In the letter, attorneys explained that the district’s policy disregards scientific evidence and the advice of professionals who label efforts to transition children “controversial.” Additionally, the letter notes that according to Wisconsin law, minor children cannot legally change their name, or change their name in school records, without parental consent. Yet that is exactly what the school officials attempted to do.
The school district policy takes life-altering decisions out of parents’ hands and places them with educators, who have no expertise whatsoever in these matters, and with the minors themselves, who, according to one court precedent, lack the “maturity, experience, and capacity for judgment required for making life’s difficult decisions.”
After receiving no response from the school, ADF and WILL filed a complaint against Kettle Moraine School District. The district sought to dismiss the case, but the court denied this request, recognizing that the argument of our clients “demonstrates a potential violation of their rights as parents to direct the upbringing of their child.”
What’s at stake?
The notion that a school could ignore the stated wishes of parents, particularly on controversial issues or on the health and well-being of a child, should concern parents everywhere.
Even experts in the psychiatric field argue that parents are an integral part of a child’s health decisions.
Dr. Stephen B. Levine, a Distinguished Life Fellow of the American Psychiatric Association, stated that the social transition of children is an experimental therapy that exposes vulnerable children to dangerous and lifelong physical, social, and mental health risks. Dr. Levine notes in an expert affidavit that “[a]t a minimum, informed consent of parents is essential.”
Kettle Moraine School District’s policy disregards expertise like Dr. Levine’s—along with parents’ long-recognized rights and responsibilities—and instead takes life-altering decisions out of parents’ hands and places them with educators, who are not experts.
The school district and officials are substituting their own controversial ideology for basic biological reality—a harm that goes far beyond simple pronoun usage. Schools cannot even give students aspirin or basic medication without parental consent. Yet, in this case, officials are overruling the expressed desire of parents regarding the health of their child.

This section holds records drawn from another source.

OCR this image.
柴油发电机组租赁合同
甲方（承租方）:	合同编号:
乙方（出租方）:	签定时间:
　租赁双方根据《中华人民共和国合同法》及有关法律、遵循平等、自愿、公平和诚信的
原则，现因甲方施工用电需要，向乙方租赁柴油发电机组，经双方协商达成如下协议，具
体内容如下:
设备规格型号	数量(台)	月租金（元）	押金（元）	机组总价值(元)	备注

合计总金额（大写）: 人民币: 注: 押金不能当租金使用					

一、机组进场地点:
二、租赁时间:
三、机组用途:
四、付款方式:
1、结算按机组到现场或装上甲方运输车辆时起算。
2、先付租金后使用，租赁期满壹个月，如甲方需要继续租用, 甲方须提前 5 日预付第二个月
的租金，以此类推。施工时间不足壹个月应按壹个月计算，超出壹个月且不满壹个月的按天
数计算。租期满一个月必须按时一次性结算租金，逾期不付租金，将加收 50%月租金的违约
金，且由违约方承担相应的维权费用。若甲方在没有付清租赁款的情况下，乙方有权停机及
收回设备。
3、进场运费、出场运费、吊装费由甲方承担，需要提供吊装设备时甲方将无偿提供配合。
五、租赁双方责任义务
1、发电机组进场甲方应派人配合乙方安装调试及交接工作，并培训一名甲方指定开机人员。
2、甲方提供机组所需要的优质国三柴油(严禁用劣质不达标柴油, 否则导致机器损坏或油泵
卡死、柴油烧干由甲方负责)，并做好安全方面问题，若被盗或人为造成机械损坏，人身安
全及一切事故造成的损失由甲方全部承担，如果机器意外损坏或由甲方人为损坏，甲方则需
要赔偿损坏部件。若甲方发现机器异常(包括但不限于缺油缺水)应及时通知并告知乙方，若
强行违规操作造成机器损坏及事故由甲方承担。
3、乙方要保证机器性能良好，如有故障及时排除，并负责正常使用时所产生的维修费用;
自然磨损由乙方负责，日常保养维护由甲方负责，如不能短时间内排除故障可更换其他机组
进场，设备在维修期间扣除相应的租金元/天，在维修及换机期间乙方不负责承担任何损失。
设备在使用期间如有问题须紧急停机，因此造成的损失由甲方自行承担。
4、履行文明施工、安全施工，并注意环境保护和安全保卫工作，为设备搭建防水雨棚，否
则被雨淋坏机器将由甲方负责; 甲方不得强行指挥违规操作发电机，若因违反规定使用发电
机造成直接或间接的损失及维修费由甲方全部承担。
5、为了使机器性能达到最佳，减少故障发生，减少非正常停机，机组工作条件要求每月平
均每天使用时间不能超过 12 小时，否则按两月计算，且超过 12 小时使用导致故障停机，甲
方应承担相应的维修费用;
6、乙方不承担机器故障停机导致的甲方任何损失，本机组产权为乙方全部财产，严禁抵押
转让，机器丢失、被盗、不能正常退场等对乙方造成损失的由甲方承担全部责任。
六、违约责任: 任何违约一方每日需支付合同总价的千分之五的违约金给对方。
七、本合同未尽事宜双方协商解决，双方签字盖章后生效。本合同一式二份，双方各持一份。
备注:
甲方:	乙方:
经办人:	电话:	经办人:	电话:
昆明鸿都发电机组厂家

- May 2021: ADF and WILL sent a letter to Kettle Moraine School District demanding it change its student gender identity policy to require parental consent and acknowledge that it had violated the rights of the parents whose daughter was struggling with gender dysphoria.
- November 2021: After receiving no response from the school district, ADF and WILL filed a lawsuit in federal court for violations of parental rights and the Wisconsin Constitution.
- June 2022: The Waukesha County Circuit Court denied Kettle Moraine School District’s motion to dismiss the case, clearing the way for the lawsuit to proceed.
The bottom line
Parents have the right to direct the upbringing of their children. They know their children best, and they do not surrender their parental role when they send their children to school. Ignoring biological realities has consequences, and parents have a right to protect their minor children from those costs, which can be permanent.